Chromatographic and DNA fingerprints of herbal medicines is the most potent identification and quality control tool for herbal drugs as well as valid method for classification of herbal medicine species. Chromatographic fingerprint is a chromatographic pattern of phytochemicals featured with integrity, sameness, fuzziness and difference to chemically represent chemical component in herbal formulation. The chromatographic fingerprint of herbal medicine, medicinal plants and its extracts represent grate number of components that are known, unknown, pharmacologically active or inactive and sometimes low in amount hence the concept of phytoequivalence is develop to ensure consistency in formulations. It’s a comparison of two chromatographic fingerprints. Nowadays the use of chromatographic fingerprint in combination with detection techniques is more sensitive tool for quality control of medicinal plants. Techniques involve: Liquid chromatography-mass spectrometry (LC-MS), Liquid chromatography-nuclear magnetic resonance (LC-NMR), Gas Chromatography-Mass Spectroscopy (GC-MS), Gas Chromatography-Fourier Transform Infrared spectrometry (GC-FTIR).

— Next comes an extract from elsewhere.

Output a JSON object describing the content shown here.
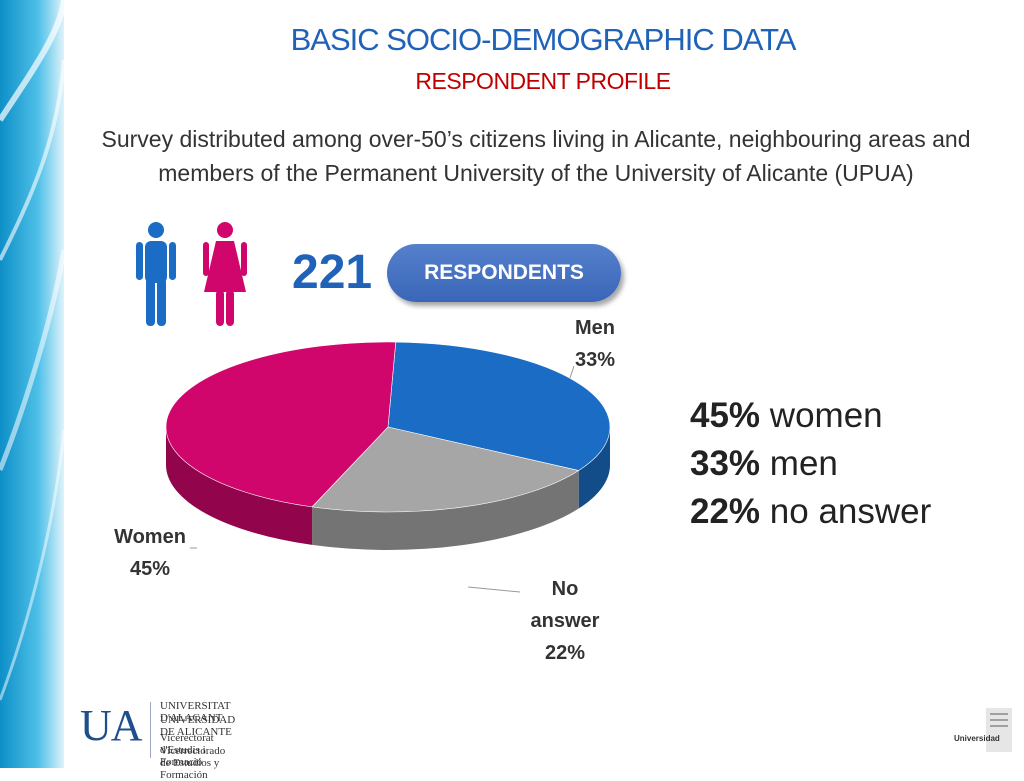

Such techniques provide structure of compound present in chromatogram. DNA analysis in standardization of herbal medicines is a important tool for detection of adulterants. It make use of DNA markers a short DNA sequence associated with particular gene. Molecular techniques used to evaluate plant genome include: Restriction Fragment Length Polymorphism (RFLP), Variable Number Tandem Repeats (VNTR), polymerase chain reaction (PCR), Randomly Amplified Polymorphic DNA ( RAPD) etc. Andrographis echioides (L) Nees is an annual herb found abundantly in India. Andrographis echiodies belongs to Acanthaceae family, used for various medicinal purposes. The phytochemistry evaluation of genus Andrographis reported to contain several phytochemical constituents such as glycosides, flavanoids, flavones, steroids, tannins, carbohydrate, glycosides and alkaloids. Andrographis echioides Ness is a one of the important herbaceous, used in the treatment of dyspepsia, influenza, malaria, goiter, liver diseases, fever, fertility problems, bacterial, helmintic, fungal, diarrhea, larvicidal disorders and respiratory infections, and also reported for their analgesic, anti-inflammatory and antipyretic activity, hepato-protective activity, anti-oxidant, immunomodulatory, cytotoxic activity and anti-microbial activities.